Electrochemiluminescence for Electric-Driven Antibacterial Therapeutics

The employment of physical light sources in clinical photodynamic therapy (PDT) system endows it with a crucial defect in the treatment of deeper tissue lesions due to the limited penetration depth of light in biological tissues. In this work, we constructed for the first time an electric driven luminous system based on electrochemiluminescence (ECL) for killing pathogenic bacteria, where ECL is used for the excitation of photosensitizer instead of a physical light source to produce reactive oxygen species (ROS). We named this new strategy as ECL-therapeutics. The mechanism for the ECL-therapeutics is dependent on the perfect spectral overlap and energy transfer from the ECL generated by luminol to photosensitizer, cationic oligo(p-phenylenevinylene) (OPV), to sensitize the surrounding oxygen molecule into ROS. Furthermore, taking into account the practical application of our ECL-therapeutics, we used flexible hydrogel to replace the liquid system to develop hydrogel antibacterial device. Because the chemical reaction is a slow process in the hydrogel, the luminescence could last for more than 10 min after only electrifying for five seconds. This unique persistent luminescence characteristic with long afterglow life makes them suitable for persistent antibacterial applications. Thus, stretchable and persistent hydrogel devices are designed by integrating stretchable hydrogel, persistent ECL and antibacterial function into hydrogel matrices. This novel strategy avoids the employment of external light source, making it simple, convenient and controllable, which exploits a new field for ECL beyond sensors and also opens up a new model for PDT.

Tuning Antibacterial Activity of Cyclodextrin-Attached Cationic Ammonium Surfactants by A Supramolecular Approach

Two β-cyclodextrin-attached cationic ammonium surfactants bearing a dodecyl chain (APDB) and a hexadecyl chain (APCB) were synthesized to reduce the cytotoxicity of cationic surfactants to mammalian cells and endow the surfactants with host-guest recognition sites, and three kinds of guest molecules were utilized to improve the antibacterial ability of APDB and APCB via host-guest interaction by regulating the electrostatic or hydrophobic interaction of APDB or APCB with bacteria. The guest molecules include AD-NH3+ carrying one positive charge, DB with a benzene ring group and a dodecyl chain, and single chain cationic ammonium surfactant DTAB or CTAB. Either AD-NH3+ or DB increases the killing efficacy of APCB against S. aureus at 50 μM from 59% to about 75%, while DTAB or CTAB improves the killing efficacy of APCB to more than 90%. In particular, only a very small amount CTAB can improve the antibacterial activity of APCB to a very high level, but keeps very low cytotoxicity. However, the mixtures of the guest molecules with APDB are devoid of any activity against S. aureus. This is mainly attributed to the fact that APCB and its mixtures with the guest molecules form 100-200 nm spherical aggregates, while the mixtures of APDB with the guest molecules cannot form aggregates at lower concentration. It is revealed that the three kinds of guest molecules trapped in the APCB spherical aggregates lead to diverse interaction modes of the APCB spherical aggregates with S. aureus, accounting for the different killing efficacy of the APCB/guest molecule mixtures. This supramolecular strategy provides an effective approach for the construction of highly efficient antibacterial agents with low cytotoxicity.
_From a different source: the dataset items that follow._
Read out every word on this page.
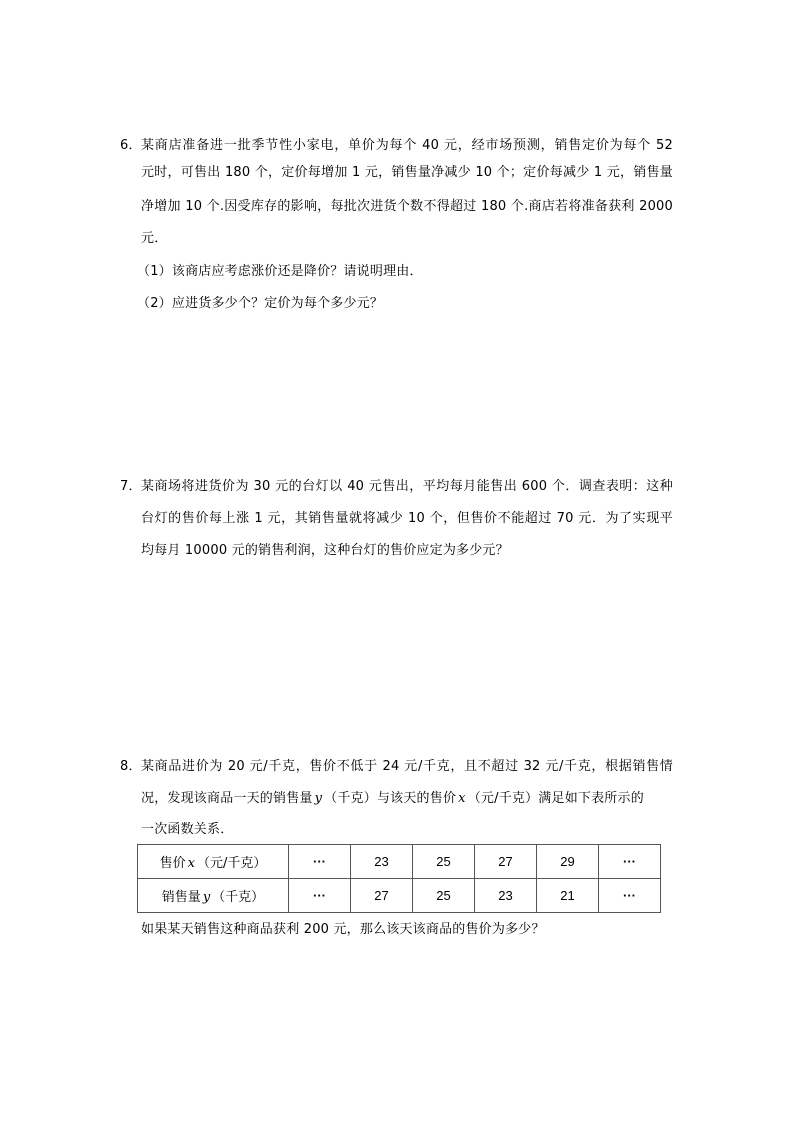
6． 某商店准备进一批季节性小家电，单价为每个 40 元，经市场预测，销售定价为每个 52
元时，可售出 180 个，定价每增加 1 元，销售量净减少 10 个；定价每减少 1 元，销售量
净增加 10 个.因受库存的影响，每批次进货个数不得超过 180 个.商店若将准备获利 2000
元．
（1）该商店应考虑涨价还是降价？请说明理由．
（2）应进货多少个？定价为每个多少元？
7． 某商场将进货价为 30 元的台灯以 40 元售出，平均每月能售出 600 个．调查表明：这种
台灯的售价每上涨 1 元，其销售量就将减少 10 个，但售价不能超过 70 元．为了实现平
均每月 10000 元的销售利润，这种台灯的售价应定为多少元？
8． 某商品进价为 20 元/千克，售价不低于 24 元/千克，且不超过 32 元/千克，根据销售情
况，发现该商品一天的销售量 y （千克）与该天的售价 x （元/千克）满足如下表所示的
一次函数关系．
售价 x （元/千克）	···	23	25	27	29	···
销售量 y （千克）	···	27	25	23	21	···
如果某天销售这种商品获利 200 元，那么该天该商品的售价为多少？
Supramolecular Strategy Based on Conjugated Polymers for Discrimination of Virus and Pathogens

A conjugated polymer-based supramolecular system is designed for discrimination of virus and microbes. The supramolecular system is composed of cationic polythiophene derivative (PT) and barrel-shaped macrocyclic molecular cucurbit[7]uril (CB[7]). Because PT and PT/CB[7] complexes possess different interaction manners toward virus and microbes, the rapid and simple discrimination of virus and microbes was realized through polymer fluorescence intensity change assisting with standard linear discriminant analysis (LDA). The supramolecular strategy would expand the idea of designing biological probes and further promote the extensive application of conjugated polymer materials in biosensor field.